Pese a estar entonces casado y ser padre de dos hijos, su familia no le
acompañaba nunca por esos viajes de la España profunda. El documentalismo es un
acto solitario. Cuando íbamos todos los fotógrafos juntos no funcionaba, porque
todos teníamos las mismas fotos. Y a la familia no me la podía llevar porque me
hubieran distraído. ¿Esa devoción por la fotografía no le creaba tensiones con
su mujer? “Pues no sé. Lo cierto es que ahora estoy solo y he tenido cinco
parejas”.
La gente de los pueblos de la España de entonces le recibía con amabilidad.
Nunca tuvo ningún percance. Le permitían que hiciera sus fotos sin pedir nada a
cambio. Y jamás les daba indicaciones. “Nunca he manipulado ni alterado lo que
estaba ocurriendo. Se nota. Lo huelo a tres kilómetros.

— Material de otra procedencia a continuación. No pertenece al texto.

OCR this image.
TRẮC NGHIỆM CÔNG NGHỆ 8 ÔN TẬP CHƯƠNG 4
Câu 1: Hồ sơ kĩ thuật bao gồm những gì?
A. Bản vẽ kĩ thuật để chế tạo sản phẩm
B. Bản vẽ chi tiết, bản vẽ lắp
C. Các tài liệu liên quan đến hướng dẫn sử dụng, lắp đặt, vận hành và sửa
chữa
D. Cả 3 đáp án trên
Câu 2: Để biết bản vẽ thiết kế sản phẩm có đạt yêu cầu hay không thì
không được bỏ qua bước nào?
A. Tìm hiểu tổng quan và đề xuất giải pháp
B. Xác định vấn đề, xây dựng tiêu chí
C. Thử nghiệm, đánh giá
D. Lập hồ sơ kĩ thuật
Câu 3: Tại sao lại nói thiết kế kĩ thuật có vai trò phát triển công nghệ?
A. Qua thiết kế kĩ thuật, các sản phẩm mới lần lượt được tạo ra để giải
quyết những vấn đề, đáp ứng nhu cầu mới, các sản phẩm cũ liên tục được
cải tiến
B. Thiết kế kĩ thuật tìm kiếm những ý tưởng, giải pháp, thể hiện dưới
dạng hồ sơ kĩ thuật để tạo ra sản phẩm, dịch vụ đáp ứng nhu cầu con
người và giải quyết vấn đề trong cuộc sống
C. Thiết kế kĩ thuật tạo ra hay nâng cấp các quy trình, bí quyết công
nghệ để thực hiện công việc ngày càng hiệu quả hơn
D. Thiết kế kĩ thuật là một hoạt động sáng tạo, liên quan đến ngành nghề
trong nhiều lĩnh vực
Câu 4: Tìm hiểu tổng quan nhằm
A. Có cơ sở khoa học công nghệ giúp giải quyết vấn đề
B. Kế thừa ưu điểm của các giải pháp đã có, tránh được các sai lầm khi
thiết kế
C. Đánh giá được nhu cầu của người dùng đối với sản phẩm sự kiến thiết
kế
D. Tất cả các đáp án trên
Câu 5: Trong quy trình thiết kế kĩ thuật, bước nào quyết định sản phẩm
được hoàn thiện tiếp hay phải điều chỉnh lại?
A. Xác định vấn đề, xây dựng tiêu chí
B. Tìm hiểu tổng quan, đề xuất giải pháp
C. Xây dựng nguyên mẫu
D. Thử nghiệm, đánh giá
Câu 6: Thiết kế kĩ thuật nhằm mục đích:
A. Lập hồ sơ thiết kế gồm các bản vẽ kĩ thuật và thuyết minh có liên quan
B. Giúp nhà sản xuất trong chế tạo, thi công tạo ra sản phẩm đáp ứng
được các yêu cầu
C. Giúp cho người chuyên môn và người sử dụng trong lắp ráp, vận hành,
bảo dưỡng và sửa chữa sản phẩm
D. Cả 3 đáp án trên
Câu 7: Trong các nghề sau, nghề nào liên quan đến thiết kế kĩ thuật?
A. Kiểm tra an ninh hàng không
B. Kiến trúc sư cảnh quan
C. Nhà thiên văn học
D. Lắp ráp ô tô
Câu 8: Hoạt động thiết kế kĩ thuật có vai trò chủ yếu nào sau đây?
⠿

Cuando veo fotografías
en las que percibo esa manipulación, me enfado muchísimo. Y lo veo muchas
veces”.
Los impedimentos físicos no le restan entusiasmo. Su última excursión le
llevó a a Piornal, al noroeste de Cáceres a la fiesta del Jarramplas. “Es una
fiesta de origen remoto en la que se trata de castigar al ladrón de ganado, el
Jarramplas. La costumbre, que persiste, era tacarle con nabos. Jarramplas sale
con una prótesis que pesa 43 kilos, una máscara de resina de 11,5 kilos. Lleva
protección en muslos, brazos, tobillos. Le lanzan nabos con tal intención asesina
que el Jarramplas tarda más de 15 días en recuperarse de las magulladuras. El
tema es que ya no puedo salir a darme esos trotes”.
Con cierta amargura, reconoce que fue el más sorprendido
cuando le dieron el Premio nacional de Fotografía. “No me lo esperaba. Me lo
han dado tarde, a destiempo. Todo el mundo me decía ‘qué bien, menudo premio’.
La verdad es que no. Mi premio fueron los 15 o 16 años durante los que estuve
haciendo fotografías por los pueblos. Ese momento en el que descubres una
situación o una persona que es justo lo que estabas buscando, es un momento
impagable. No hay nada igual. El premio me ha dado un dinero que me ha venido
muy bien. Pero si no me lo hubieran dado, pues no habría pasado nada de nada.
Yo no busco reconocimiento. No soy nada ambicioso. Cristina (García Rodero) me
aconseja que me deje querer, que exponga, que no sea tan salvaje”.